31 Wat zullen wij dan over deze dingen zeggen? Als God voor ons is, wie zal tegen ons zijn? 32 Hoe zal Hij, Die zelfs Zijn eigen Zoon niet gespaard maar voor ons allen overgegeven heeft, ons ook met Hem niet alle dingen schenken? (Romeinen 8:31-32)
Wat anders kunnen we concluderen? Als dit niet overtuigend genoeg is, wat anders willen we in dit leven? Als God voor ons is wie zal dan tegen ons zijn?
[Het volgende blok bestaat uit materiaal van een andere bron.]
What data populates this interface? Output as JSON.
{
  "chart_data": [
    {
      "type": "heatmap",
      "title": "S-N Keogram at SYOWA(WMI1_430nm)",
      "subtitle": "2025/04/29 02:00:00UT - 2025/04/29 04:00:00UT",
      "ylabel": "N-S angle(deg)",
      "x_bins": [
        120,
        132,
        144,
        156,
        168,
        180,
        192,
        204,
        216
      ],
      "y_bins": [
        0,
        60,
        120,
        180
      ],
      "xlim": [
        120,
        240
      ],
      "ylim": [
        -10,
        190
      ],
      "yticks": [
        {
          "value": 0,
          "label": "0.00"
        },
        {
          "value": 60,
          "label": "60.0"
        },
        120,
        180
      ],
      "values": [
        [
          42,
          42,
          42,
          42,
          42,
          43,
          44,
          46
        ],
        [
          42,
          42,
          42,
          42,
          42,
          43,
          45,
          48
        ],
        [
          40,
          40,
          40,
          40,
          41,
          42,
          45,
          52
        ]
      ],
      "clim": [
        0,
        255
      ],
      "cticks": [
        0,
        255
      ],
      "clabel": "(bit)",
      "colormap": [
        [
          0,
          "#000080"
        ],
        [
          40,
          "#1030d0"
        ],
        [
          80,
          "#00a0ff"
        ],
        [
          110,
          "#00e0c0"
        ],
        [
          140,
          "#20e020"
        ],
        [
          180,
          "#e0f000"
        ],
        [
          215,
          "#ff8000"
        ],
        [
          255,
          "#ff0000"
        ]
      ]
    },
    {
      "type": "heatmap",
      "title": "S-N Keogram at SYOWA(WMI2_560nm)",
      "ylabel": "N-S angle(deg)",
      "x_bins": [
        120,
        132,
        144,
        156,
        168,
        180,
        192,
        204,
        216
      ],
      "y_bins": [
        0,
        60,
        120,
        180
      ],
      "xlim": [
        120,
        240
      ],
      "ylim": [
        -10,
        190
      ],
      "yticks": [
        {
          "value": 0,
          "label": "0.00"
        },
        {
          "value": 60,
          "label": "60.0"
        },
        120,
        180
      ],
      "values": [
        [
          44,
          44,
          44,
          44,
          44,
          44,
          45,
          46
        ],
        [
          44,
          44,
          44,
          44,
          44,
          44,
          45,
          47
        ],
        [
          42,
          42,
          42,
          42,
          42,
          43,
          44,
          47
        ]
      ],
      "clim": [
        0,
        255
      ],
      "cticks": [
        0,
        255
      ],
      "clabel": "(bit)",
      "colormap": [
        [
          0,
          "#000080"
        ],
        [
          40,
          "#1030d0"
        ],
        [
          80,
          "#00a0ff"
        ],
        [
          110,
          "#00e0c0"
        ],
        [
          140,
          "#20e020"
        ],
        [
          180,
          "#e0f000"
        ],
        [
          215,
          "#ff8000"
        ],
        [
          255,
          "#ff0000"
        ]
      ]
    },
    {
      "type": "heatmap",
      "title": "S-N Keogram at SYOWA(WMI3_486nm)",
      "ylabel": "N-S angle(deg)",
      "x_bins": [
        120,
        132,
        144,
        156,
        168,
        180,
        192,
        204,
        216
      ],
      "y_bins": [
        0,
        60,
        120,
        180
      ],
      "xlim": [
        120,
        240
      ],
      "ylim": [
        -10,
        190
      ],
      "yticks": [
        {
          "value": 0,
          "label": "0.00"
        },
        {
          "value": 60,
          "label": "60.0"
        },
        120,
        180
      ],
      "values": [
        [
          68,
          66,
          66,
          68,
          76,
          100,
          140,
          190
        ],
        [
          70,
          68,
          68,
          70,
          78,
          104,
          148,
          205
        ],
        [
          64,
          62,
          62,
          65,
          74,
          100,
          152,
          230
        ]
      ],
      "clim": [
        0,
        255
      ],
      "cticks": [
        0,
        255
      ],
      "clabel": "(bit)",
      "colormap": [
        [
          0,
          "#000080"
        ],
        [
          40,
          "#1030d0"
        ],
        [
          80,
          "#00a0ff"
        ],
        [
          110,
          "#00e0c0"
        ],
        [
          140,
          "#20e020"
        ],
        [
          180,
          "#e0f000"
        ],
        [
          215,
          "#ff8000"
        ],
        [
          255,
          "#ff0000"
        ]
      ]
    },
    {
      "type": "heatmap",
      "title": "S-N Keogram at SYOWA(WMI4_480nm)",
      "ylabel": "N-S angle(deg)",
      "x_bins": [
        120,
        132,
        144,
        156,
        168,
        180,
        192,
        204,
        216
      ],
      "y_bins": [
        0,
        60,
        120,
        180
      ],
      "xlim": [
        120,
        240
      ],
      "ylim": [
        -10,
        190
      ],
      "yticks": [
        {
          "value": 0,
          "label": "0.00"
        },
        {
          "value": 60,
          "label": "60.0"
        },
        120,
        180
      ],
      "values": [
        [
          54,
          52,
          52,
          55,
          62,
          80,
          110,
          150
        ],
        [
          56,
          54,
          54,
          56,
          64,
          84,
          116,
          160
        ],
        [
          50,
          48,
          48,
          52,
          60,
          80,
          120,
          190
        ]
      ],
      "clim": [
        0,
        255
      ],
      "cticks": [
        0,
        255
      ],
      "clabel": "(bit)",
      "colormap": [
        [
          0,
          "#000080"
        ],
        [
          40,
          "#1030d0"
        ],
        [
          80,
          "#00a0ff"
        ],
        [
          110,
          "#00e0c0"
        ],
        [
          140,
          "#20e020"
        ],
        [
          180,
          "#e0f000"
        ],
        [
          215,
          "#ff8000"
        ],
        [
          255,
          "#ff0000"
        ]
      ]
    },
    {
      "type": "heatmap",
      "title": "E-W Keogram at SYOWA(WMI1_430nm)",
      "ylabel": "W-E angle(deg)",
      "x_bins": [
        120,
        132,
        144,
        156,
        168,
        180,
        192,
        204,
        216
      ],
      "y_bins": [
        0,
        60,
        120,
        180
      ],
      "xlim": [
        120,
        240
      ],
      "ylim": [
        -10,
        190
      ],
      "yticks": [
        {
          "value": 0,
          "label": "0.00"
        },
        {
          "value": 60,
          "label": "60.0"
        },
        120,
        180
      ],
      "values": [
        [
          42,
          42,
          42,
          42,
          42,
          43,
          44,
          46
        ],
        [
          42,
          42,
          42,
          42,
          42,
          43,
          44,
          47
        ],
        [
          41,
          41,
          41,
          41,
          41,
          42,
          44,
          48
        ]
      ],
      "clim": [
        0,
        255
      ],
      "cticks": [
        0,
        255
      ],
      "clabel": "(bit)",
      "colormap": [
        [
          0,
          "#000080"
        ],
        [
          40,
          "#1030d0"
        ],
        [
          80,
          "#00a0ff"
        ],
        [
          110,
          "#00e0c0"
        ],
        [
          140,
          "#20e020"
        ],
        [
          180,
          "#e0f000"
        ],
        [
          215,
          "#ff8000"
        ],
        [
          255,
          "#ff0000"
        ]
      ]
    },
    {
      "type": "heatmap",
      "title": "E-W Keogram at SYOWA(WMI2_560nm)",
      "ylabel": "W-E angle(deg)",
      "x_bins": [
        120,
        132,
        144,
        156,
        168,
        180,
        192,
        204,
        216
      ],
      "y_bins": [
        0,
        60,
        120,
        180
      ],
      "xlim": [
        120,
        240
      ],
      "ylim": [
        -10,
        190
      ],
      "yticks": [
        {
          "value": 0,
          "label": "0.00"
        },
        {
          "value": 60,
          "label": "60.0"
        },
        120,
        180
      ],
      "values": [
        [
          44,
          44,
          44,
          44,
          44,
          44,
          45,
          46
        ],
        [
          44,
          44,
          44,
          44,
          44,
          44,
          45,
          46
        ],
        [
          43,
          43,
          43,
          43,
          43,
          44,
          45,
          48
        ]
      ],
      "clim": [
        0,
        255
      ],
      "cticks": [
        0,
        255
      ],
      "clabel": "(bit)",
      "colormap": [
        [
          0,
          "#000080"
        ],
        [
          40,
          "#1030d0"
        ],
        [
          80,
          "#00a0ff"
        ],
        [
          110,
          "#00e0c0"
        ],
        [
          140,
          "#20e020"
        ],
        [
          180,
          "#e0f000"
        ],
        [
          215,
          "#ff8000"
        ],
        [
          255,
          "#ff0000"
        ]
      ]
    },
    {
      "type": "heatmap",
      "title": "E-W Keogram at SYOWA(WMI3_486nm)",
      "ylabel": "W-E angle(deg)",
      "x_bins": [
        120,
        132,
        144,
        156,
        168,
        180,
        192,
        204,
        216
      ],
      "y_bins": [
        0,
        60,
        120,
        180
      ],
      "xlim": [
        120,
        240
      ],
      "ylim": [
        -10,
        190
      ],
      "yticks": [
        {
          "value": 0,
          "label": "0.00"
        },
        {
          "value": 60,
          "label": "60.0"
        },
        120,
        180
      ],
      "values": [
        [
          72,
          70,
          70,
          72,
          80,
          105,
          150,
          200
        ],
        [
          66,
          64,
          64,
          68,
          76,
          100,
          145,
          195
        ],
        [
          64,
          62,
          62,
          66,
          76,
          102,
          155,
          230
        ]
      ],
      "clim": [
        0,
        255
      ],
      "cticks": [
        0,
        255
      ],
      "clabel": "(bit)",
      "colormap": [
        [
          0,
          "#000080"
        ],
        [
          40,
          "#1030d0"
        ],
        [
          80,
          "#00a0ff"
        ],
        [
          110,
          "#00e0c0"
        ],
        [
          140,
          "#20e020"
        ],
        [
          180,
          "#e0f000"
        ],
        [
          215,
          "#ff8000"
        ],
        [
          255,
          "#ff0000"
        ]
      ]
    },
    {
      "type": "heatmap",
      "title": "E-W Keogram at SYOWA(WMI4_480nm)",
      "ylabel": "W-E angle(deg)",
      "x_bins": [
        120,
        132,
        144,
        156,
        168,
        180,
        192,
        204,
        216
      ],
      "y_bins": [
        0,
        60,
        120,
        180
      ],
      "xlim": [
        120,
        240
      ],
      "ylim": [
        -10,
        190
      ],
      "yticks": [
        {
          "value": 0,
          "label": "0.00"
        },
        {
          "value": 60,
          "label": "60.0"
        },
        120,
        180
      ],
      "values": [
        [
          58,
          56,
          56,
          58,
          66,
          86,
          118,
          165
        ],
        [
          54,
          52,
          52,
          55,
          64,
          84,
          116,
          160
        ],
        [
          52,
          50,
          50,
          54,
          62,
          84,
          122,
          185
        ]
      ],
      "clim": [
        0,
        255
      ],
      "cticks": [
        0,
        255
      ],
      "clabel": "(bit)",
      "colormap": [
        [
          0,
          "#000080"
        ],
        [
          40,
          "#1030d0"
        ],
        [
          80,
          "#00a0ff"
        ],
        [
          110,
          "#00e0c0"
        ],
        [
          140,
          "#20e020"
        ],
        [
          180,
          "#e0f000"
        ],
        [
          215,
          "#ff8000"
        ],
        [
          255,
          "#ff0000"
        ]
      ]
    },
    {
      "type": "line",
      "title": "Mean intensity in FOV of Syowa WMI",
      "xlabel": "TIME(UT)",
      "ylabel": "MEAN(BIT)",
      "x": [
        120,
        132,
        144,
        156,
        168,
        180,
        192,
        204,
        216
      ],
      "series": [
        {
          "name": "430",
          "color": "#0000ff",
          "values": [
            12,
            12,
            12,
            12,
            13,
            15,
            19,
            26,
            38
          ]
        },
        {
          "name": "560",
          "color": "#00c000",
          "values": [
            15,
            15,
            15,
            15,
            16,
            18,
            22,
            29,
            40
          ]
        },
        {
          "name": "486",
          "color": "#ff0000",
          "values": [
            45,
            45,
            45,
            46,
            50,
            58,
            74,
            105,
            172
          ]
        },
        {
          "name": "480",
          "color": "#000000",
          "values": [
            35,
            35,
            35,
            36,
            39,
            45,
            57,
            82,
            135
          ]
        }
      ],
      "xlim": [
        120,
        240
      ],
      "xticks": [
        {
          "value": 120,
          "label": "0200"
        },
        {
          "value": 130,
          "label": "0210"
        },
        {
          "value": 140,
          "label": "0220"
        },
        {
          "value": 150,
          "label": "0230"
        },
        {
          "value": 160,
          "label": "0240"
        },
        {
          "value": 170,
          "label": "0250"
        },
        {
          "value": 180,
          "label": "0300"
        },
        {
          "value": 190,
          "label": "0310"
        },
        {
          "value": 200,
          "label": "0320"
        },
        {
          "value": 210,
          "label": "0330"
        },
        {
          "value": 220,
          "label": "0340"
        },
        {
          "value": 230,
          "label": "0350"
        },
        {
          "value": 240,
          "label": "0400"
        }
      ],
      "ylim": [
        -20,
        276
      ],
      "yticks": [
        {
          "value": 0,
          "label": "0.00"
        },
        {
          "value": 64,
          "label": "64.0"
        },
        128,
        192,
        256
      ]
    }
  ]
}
Als God niet Zijn eigen Zoon gespaard heeft maar Hem voor ons heeft overgegeven zal hij dan niet met Hem ons alle dingen geven?
Dit zijn de vragen die Paulus nu stelt, retorische vragen die ons er alleen maar van overtuigen dat er niets anders in dit leven is dan God alleen. De vanzelfsprekendheid druipt van de woorden van Paulus af. Waarom zouden we twijfelen, waarom zouden we denken dat het anders is? God is voor ons en niet tegen ons, laten we daarom alle twijfel overboord gooien en God vertrouwen op Zijn liefde voor ons.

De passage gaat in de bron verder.